This Alabama abortion bill goes too far, says ... Pat Robertson?

It’s a political disaster, a gift to the left.

Why would a red state pass a maximalist abortion bill, knowing how leery John Roberts has proved himself to be of overturning paradigm-shifting liberal initiatives? He had the votes to blow up ObamaCare in 2012 and he switched sides, seemingly fearing that a party-line vote in the Supreme Court would wreck what’s left of the Court’s institutional legitimacy as a neutral arbiter that stands above politics. Overturning Roe would be several orders of magnitude more earthshaking than overturning ObamaCare would have been, yet Alabama’s daring him to do it for a bill that bans abortion almost completely, with no rape or incest exceptions.

John Roberts is not going to risk the legacy of “The Roberts Court” to save a bill like that. It’s ludicrous that any legislator in Alabama thinks he might after the lessons of 2012.
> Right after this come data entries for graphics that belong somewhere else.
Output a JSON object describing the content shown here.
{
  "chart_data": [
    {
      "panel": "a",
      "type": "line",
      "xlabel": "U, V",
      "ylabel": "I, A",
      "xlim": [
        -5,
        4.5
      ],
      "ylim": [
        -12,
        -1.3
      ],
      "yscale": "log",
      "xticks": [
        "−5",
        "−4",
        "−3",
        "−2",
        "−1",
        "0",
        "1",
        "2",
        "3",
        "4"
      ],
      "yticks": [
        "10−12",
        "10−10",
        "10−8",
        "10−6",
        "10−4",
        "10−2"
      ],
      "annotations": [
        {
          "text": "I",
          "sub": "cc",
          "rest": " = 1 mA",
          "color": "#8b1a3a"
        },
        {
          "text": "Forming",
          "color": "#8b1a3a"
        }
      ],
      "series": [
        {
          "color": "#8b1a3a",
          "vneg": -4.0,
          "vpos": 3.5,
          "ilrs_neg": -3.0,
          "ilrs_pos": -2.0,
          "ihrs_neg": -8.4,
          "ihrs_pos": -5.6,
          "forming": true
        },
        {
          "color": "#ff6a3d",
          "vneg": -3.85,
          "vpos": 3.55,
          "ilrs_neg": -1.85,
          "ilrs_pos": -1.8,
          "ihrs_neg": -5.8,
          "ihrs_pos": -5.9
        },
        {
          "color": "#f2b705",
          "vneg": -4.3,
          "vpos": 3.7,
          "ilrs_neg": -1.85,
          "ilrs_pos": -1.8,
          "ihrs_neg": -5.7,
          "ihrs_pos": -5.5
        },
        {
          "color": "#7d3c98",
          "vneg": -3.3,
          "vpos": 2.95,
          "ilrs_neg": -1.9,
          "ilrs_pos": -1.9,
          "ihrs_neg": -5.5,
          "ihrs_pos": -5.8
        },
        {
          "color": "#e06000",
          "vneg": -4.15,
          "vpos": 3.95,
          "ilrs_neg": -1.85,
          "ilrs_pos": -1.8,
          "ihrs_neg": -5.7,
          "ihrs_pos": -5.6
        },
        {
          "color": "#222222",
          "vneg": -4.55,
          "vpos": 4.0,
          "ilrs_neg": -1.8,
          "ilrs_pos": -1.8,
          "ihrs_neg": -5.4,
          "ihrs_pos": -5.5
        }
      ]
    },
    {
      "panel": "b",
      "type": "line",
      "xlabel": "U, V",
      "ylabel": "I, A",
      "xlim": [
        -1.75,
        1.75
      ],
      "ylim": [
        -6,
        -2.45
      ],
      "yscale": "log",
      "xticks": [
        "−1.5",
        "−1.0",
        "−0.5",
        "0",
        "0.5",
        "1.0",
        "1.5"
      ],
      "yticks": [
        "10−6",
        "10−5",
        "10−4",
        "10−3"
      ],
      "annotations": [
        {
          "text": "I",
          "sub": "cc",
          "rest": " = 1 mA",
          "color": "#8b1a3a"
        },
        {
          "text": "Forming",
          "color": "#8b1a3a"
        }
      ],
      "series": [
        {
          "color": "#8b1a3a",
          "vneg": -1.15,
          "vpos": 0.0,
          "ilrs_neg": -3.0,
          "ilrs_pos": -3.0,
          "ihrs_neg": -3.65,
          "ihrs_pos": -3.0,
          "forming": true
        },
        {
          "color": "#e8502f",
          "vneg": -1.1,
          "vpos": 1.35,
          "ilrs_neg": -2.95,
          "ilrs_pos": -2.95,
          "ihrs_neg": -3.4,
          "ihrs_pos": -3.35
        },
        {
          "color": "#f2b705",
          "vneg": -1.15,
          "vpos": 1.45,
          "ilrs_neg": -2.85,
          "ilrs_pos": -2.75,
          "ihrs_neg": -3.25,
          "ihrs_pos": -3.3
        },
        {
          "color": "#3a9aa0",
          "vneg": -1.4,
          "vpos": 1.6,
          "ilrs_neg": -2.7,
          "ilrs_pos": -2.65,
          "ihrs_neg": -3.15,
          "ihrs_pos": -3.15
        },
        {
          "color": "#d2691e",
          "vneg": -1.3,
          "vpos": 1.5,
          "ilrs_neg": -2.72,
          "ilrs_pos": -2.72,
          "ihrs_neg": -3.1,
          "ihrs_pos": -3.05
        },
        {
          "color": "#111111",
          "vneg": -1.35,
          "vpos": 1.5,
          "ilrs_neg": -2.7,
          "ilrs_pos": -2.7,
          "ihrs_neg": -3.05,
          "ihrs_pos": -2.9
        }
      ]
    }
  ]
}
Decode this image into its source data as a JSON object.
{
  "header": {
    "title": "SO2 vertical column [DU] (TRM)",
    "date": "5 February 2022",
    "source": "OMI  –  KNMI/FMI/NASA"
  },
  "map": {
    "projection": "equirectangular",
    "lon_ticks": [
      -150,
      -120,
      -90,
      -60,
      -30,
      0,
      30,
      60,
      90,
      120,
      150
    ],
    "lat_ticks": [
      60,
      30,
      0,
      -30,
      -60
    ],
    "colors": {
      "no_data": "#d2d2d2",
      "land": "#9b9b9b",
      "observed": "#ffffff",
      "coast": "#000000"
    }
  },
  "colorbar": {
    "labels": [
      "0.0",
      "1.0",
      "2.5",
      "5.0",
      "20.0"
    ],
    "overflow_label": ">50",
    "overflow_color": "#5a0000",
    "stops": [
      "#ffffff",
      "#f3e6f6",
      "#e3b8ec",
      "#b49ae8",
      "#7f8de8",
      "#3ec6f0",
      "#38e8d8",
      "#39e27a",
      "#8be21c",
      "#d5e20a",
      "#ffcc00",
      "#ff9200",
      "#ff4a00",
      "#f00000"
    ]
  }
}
Joe Cunningham’s explanation for the bill is more sensible. Maybe Alabama doesn’t expect SCOTUS to uphold it, he wonders. Maybe the point was just to make the boldest, most provocative pro-life statement they could, fully expecting that the Court would tear it up eventually. Why you’d want to do that instead of passing a bill that stands a real chance of overcoming Roe on a Court with five conservative members escapes me utterly.

We’d like to say “No abortion. Ever.” But that’s a tough sell in those cases. So Georgia, I believe very wisely, left those [rape and incest] exceptions in. Alabama, however, is an entirely different story…

I’ll be upfront about it: I don’t like the bill. In fact, I don’t think it’s a bill. I think it’s a stunt.

I’m not totally sure if it’s just a reactionary bill to say “We’re better than Georgia!” or “We’re way better than the infanticide supporters in the Democratic Party!” but it’s a bill that seemed to have been written to generate headlines and a Supreme Court challenge. It does not look like the work of a serious Pro-Life movement…

I don’t even think this bill, if it’s signed into law, makes it to the Supreme Court. I think it will get struck down in circuit court and the Supreme Court just won’t take it up. It’s not the fight they want to have because it’s so farcical.

That’s possible. Unquestionably, John Roberts would prefer to see this bill sunk at the appellate level and for SCOTUS to ignore it. The way the Supreme Court works, though, is that any four justices — four, not five — can force the Court to take an appeal. If I were a member of SCOTUS’s liberal wing worried about the five conservatives eventually striking down Roe when presented with a more moderate bill like Georgia’s, I’d leap at the chance to take the Alabama case and force John Roberts to make his stand on abortion on that unfavorable terrain. Dare him to vote to strike down Roe knowing that it would mean women in Alabama who got pregnant through rape would be forced to carry their rapists’ children to term.

There’s no earthly way Roberts would pull the trigger. Probably not Kavanaugh either. Maybe not even Gorsuch. Erick Erickson, surveying the various pro-life bills that have passed lately, goes so far as to say it’ll threaten Trump’s reelection if Kavanaugh and/or Gorsuch provide votes in favor of upholding Roe. I think he’s kidding himself — social conservatives won’t abandon Trump under any circumstances, especially if Kavanaugh’s and Gorsuch’s votes aren’t decisive. (And they almost certainly wouldn’t be.) But I do think this issue can improve lefty turnout at the margins and maybe keep some progressives who’d otherwise balk at a centrist nominee like Biden inside the Democratic tent.

And needless to say, if SCOTUS does vote to uphold Roe and strike down Alabama’s bill, there’ll be no second bite at the apple next term. The Court doesn’t like wrestling with Roe. If they’re forced to do it again soon, that’ll be the last attempt for years, for good or ill.

The only sense I can make of Alabama’s bill is if it’s part of a “package strategy.” That is, maybe the state legislature hopes and expects that its maximalist bill would be taken up along with Georgia’s more middle-ground “heartbeat bill” and considered by the Court in tandem in revisiting Roe. SCOTUS could rewrite Roe so that the Georgia bill is upheld while the Alabama bill is struck down, treating the latter as a token concession to pro-choicers. The Alabama bill, in other words, would be legal cannon fodder while the Georgia bill advances and ultimately defeats Roe. There’s no guarantee that the Court will consider both bills, though; it may be that Alabama’s bill is taken up whereas Georgia’s bill isn’t. In fact, maybe that’ll be the conservatives’ leverage in convincing the liberals not to take the appeal of the Alabama bill. “If you force us to rule on Alabama,” Roberts might tell them, “we’ll vote to grant cert for the Georgia bill too.” What would RBG et al. do then?